This could be performed concomitant to a separate surgical
procedure such as mitral valve repair or surgical ablation. Since
the pericardium is already retracted, puncturing the opposite
surface of the LAA is straightforward and does not require a
separate step to create pericardial separation (below). The rest of
the procedure would be similar to the percutaneous approach
described below but without the need to puncture the pericardium or
separately engage the LAA tissue.
[0048] Via Epicardial Surgery
[0049] The first step in the alternative epicardial surgical
approach is to access the LAA directly, and puncture the LAA to
gain access to the ostium of the LAA. This could be performed
concomitant to a separate surgical procedure such as Coronary
Artery Bypass Surgery (CABG). Since the pericardium is already
retracted, puncturing the surface of the LAA is straightforward and
does not require a separate step to create pericardial separation.
In this iteration an anchor is deployed first over the ostium of
the LAA. What is the proximal anchor in the percutaneous or
endocardial approach becomes the distal anchor and the distal
retraction device becomes in effect a proximal retraction device.

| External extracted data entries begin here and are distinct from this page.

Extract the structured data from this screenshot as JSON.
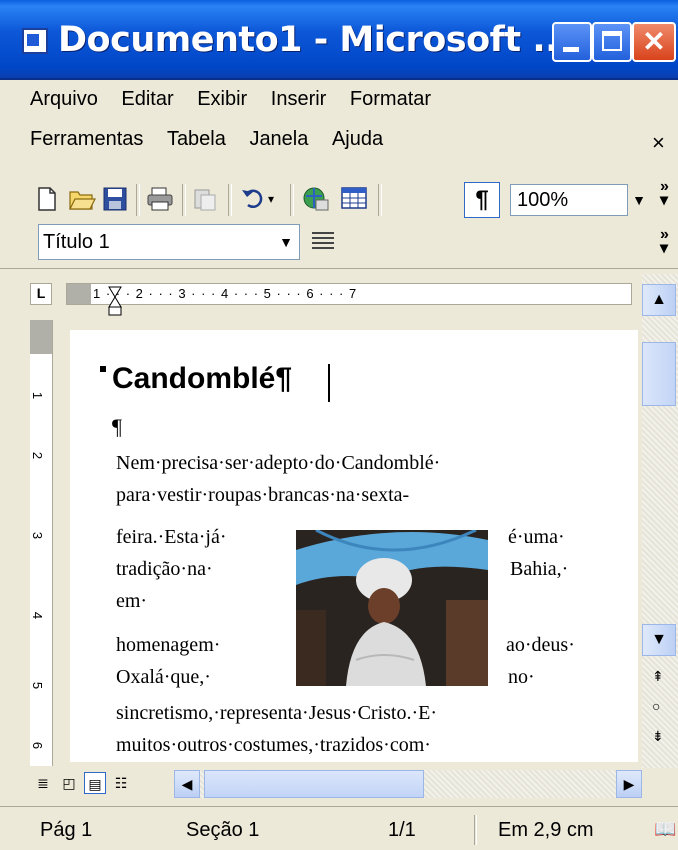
{
  "window": {
    "title": "Documento1 - Microsoft ..."
  },
  "menu": {
    "row1": [
      "Arquivo",
      "Editar",
      "Exibir",
      "Inserir",
      "Formatar"
    ],
    "row2": [
      "Ferramentas",
      "Tabela",
      "Janela",
      "Ajuda"
    ],
    "close_glyph": "×"
  },
  "toolbar": {
    "buttons": [
      "new-icon",
      "open-icon",
      "save-icon",
      "print-icon",
      "paste-icon",
      "undo-icon",
      "web-icon",
      "table-icon"
    ],
    "show_formatting_glyph": "¶",
    "zoom": "100%",
    "more_glyph": "»"
  },
  "formatting": {
    "style": "Título 1",
    "more_glyph": "»"
  },
  "ruler": {
    "tab_glyph": "L",
    "numbers": "1 · · · 2 · · · 3 · · · 4 · · · 5 · · · 6 · · · 7",
    "vertical_numbers": [
      "1",
      "2",
      "3",
      "4",
      "5",
      "6"
    ]
  },
  "document": {
    "heading": "Candomblé¶",
    "empty_paragraph": "¶",
    "lines": [
      "Nem·precisa·ser·adepto·do·Candomblé·",
      "para·vestir·roupas·brancas·na·sexta-",
      "feira.·Esta·já·",
      "tradição·na·",
      "em·",
      "homenagem·",
      "Oxalá·que,·",
      "sincretismo,·representa·Jesus·Cristo.·E·",
      "muitos·outros·costumes,·trazidos·com·"
    ],
    "right_column": [
      "é·uma·",
      "Bahia,·",
      "ao·deus·",
      "no·"
    ],
    "image": "baiana-photo"
  },
  "statusbar": {
    "page": "Pág 1",
    "section": "Seção 1",
    "pages": "1/1",
    "position": "Em 2,9 cm"
  }
}
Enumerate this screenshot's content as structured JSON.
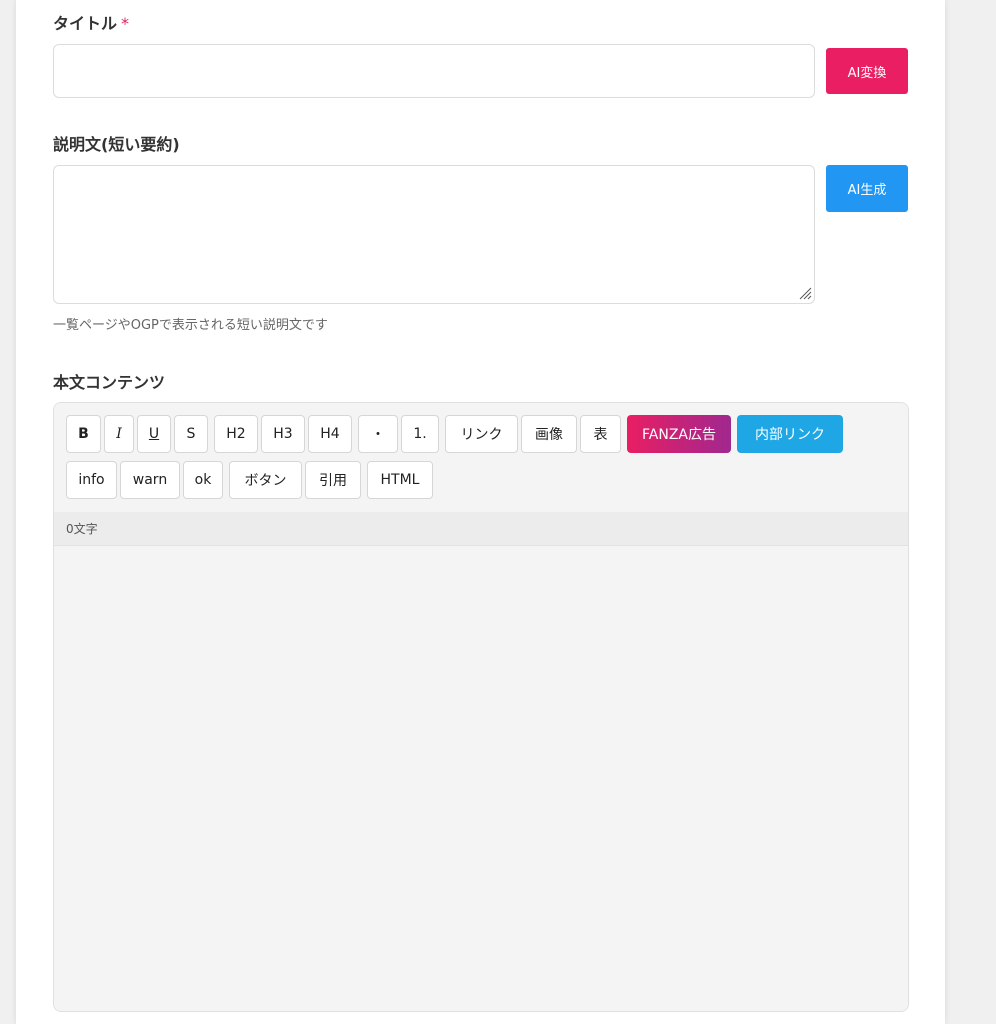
{
  "title_field": {
    "label": "タイトル",
    "required_mark": "*",
    "value": "",
    "ai_button": "AI変換",
    "ai_color": "#e91e63"
  },
  "description_field": {
    "label": "説明文(短い要約)",
    "value": "",
    "ai_button": "AI生成",
    "ai_color": "#2196f3",
    "hint": "一覧ページやOGPで表示される短い説明文です"
  },
  "content_field": {
    "label": "本文コンテンツ",
    "toolbar": {
      "bold": "B",
      "italic": "I",
      "underline": "U",
      "strike": "S",
      "h2": "H2",
      "h3": "H3",
      "h4": "H4",
      "bullet": "・",
      "ordered": "1.",
      "link": "リンク",
      "image": "画像",
      "table": "表",
      "fanza_ad": "FANZA広告",
      "internal_link": "内部リンク",
      "info": "info",
      "warn": "warn",
      "ok": "ok",
      "button": "ボタン",
      "quote": "引用",
      "html": "HTML"
    },
    "char_count": "0文字",
    "value": ""
  },
  "colors": {
    "fanza_gradient_start": "#e91e63",
    "fanza_gradient_end": "#9c27b0",
    "internal_link": "#1ea7e4"
  }
}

The rest of the procedure would be similar to the percutaneous or
endocardial approach described below.
[0050] Creating Pericardial Separation
[0051] The next step of an embodiment of the method of the
invention is creating a separation between the wall 10 of the LAA 4
and the pericardium 9 (shown in FIG. 2). This separation is desired
prior to deployment of a device in order to mitigate the risk of
puncturing the pericardium, which may result in damage to the
pericardium. A worse result of puncturing the pericardium may be
accidental deployment of the device outside of the pericardium,
resulting in a possible pericardial tear during the retraction
step.
[0052] The invention includes many embodiments of methods and
devices useable to create a separation between the wall 10 of the
LAA 4 and the pericardium 9. Creating this separation is generally
shown in FIGS. 2 and 3. As shown in FIG. 2, the catheter 20 has
been navigated to the ostium 5 of the LAA 4. A tissue engaging
device 30 has been deployed into the LAA 4 and has engaged the
tissue of the distal wall 10 of the LAA 4. In FIG. 3, the tissue
engaging device 30 is being retracted into the catheter 20, thereby
creating a separation between the pericardium 9 and the LAA wall
10.
[0053] FIGS. 4 and 5 show an embodiment of a tissue engaging device
30 in a retracted state (FIG. 4) and a deployed state (FIG. 5). The
tissue engaging device 30 is slidably disposed within the catheter
20 and includes a sheath 32 and an engagement tool 34. FIG. 4 shows
the sheath 32 axially cutaway so the engagement tool 34 is visible
in its contained configuration. The engagement tool 34 is a
wire-like device having an end that includes at least one hook 36.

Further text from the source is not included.